Molecular Investigation of the Ciliate Spirostomum semivirescens, with First Transcriptome and New Geographical Records
Hines, Hunter N. ; Onsbring, Henning ; Ettema, Thijs J.G. ; Esteban, Genoveva F. - \ 2018
Protist 169 (2018)6. - ISSN 1434-4610 - p. 875 - 886.
anaerobic respiration - Heterotrich. - Protist - RNA-seq - stop codon - symbiotic algae
The ciliate Spirostomum semivirescens is a large freshwater protist densely packed with endosymbiotic algae and capable of building a protective coating from surrounding particles. The species has been rarely recorded and it lacks any molecular investigations. We obtained such data from S. semivirescens isolated in the UK and Sweden. Using single-cell RNA sequencing of isolates from both countries, the transcriptome of S. semivirescens was generated. A phylogenetic analysis identified S. semivirescens as a close relative to S. minus. Additionally, rRNA sequence analysis of the green algal endosymbiont revealed that it is closely related to Chlorella vulgaris. Along with the molecular species identification, an analysis of the ciliates’ stop codons was carried out, which revealed a relationship where TGA stop codon frequency decreased with increasing gene expression levels. The observed codon bias suggests that S. semivirescens could be in an early stage of reassigning the TGA stop codon.

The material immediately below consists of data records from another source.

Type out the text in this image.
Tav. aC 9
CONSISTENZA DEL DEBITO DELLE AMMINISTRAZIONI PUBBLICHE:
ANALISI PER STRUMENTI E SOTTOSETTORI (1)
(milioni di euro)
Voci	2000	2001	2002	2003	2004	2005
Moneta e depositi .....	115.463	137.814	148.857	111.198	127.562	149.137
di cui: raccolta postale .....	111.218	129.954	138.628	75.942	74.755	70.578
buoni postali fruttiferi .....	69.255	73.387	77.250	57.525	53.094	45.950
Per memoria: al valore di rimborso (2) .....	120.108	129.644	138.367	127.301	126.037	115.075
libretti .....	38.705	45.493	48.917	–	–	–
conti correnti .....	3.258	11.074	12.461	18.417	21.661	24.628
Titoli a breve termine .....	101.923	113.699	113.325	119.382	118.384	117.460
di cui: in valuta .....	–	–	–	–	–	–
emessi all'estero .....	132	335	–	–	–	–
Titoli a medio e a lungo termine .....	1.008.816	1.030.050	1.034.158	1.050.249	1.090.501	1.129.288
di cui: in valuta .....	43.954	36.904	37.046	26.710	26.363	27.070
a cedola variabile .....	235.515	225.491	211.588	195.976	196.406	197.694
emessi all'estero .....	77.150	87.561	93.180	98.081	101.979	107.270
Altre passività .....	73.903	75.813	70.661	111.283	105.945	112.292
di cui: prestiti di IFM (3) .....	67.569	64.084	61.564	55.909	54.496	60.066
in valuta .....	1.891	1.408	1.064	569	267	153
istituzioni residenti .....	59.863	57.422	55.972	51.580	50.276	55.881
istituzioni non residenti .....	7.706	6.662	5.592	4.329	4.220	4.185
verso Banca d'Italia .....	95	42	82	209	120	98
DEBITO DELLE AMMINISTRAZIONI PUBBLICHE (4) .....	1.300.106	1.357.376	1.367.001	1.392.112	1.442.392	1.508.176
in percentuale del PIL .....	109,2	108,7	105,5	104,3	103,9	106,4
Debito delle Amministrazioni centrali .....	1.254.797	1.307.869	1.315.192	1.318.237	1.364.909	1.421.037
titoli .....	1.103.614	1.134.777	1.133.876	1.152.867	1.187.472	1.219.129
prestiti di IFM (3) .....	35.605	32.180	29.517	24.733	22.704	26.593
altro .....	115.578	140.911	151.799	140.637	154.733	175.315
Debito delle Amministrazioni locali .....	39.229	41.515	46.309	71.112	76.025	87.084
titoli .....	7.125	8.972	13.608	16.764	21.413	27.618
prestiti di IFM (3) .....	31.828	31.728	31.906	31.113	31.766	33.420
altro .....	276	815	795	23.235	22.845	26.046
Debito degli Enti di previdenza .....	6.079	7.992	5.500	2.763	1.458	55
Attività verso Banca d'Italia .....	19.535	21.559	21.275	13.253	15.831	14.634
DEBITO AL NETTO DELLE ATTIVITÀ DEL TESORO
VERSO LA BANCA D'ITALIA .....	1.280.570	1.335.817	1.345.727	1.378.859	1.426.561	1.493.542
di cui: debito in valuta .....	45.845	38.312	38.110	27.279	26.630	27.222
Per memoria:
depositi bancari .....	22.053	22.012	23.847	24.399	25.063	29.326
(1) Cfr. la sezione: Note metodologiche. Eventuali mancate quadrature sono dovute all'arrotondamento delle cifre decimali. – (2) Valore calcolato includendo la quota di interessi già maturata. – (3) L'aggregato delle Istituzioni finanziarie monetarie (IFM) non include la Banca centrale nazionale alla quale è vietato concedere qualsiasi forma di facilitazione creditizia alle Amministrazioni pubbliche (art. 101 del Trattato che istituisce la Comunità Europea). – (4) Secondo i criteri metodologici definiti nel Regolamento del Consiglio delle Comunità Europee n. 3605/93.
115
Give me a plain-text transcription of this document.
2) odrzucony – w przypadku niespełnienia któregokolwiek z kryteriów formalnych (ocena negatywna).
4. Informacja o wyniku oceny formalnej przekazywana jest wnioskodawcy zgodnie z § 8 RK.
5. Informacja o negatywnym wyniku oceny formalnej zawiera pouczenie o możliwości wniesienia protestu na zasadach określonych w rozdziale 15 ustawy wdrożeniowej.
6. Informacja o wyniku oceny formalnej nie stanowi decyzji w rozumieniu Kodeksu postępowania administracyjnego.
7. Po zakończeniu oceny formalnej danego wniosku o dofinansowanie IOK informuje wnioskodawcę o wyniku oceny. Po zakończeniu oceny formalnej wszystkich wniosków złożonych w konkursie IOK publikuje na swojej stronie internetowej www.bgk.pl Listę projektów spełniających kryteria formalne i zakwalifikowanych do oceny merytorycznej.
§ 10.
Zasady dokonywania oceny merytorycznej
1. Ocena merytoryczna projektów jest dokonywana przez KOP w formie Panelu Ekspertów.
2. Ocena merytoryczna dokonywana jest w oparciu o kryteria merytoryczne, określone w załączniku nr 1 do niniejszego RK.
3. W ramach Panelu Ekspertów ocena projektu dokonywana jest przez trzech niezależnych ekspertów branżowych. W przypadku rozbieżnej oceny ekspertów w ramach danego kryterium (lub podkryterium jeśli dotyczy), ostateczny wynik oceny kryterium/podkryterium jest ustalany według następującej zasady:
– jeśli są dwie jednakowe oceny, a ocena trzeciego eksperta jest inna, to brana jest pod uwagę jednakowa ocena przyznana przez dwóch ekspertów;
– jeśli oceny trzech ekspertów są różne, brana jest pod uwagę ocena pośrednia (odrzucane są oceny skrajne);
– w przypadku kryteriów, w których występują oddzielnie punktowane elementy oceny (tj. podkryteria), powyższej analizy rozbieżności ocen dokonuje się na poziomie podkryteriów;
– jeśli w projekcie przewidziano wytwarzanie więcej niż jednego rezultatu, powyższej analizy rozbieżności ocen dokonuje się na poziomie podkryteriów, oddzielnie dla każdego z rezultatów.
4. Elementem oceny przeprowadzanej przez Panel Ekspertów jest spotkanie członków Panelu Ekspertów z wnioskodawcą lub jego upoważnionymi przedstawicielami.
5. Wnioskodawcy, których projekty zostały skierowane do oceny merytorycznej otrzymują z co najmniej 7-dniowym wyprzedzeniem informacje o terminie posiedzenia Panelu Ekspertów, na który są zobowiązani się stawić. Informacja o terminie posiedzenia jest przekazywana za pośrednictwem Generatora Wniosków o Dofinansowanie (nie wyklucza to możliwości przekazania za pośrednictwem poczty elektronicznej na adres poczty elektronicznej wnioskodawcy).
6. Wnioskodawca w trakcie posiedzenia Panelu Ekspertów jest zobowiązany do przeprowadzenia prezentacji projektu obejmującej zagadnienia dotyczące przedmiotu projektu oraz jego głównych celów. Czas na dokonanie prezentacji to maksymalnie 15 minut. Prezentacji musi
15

Analysis of the transcriptome indicates that S. semivirescens potentially uses rhodoquinol-dependent fumarate reduction to respire in the oxygen-depleted habitats where it lives. The data also shows that despite large geographical distances (over 1,600 km) between the sampling sites investigated, a morphologically-identical species can share an exact molecular signature, suggesting that some ciliate species, even those over 1 mm in size, could have a global biogeographical distribution.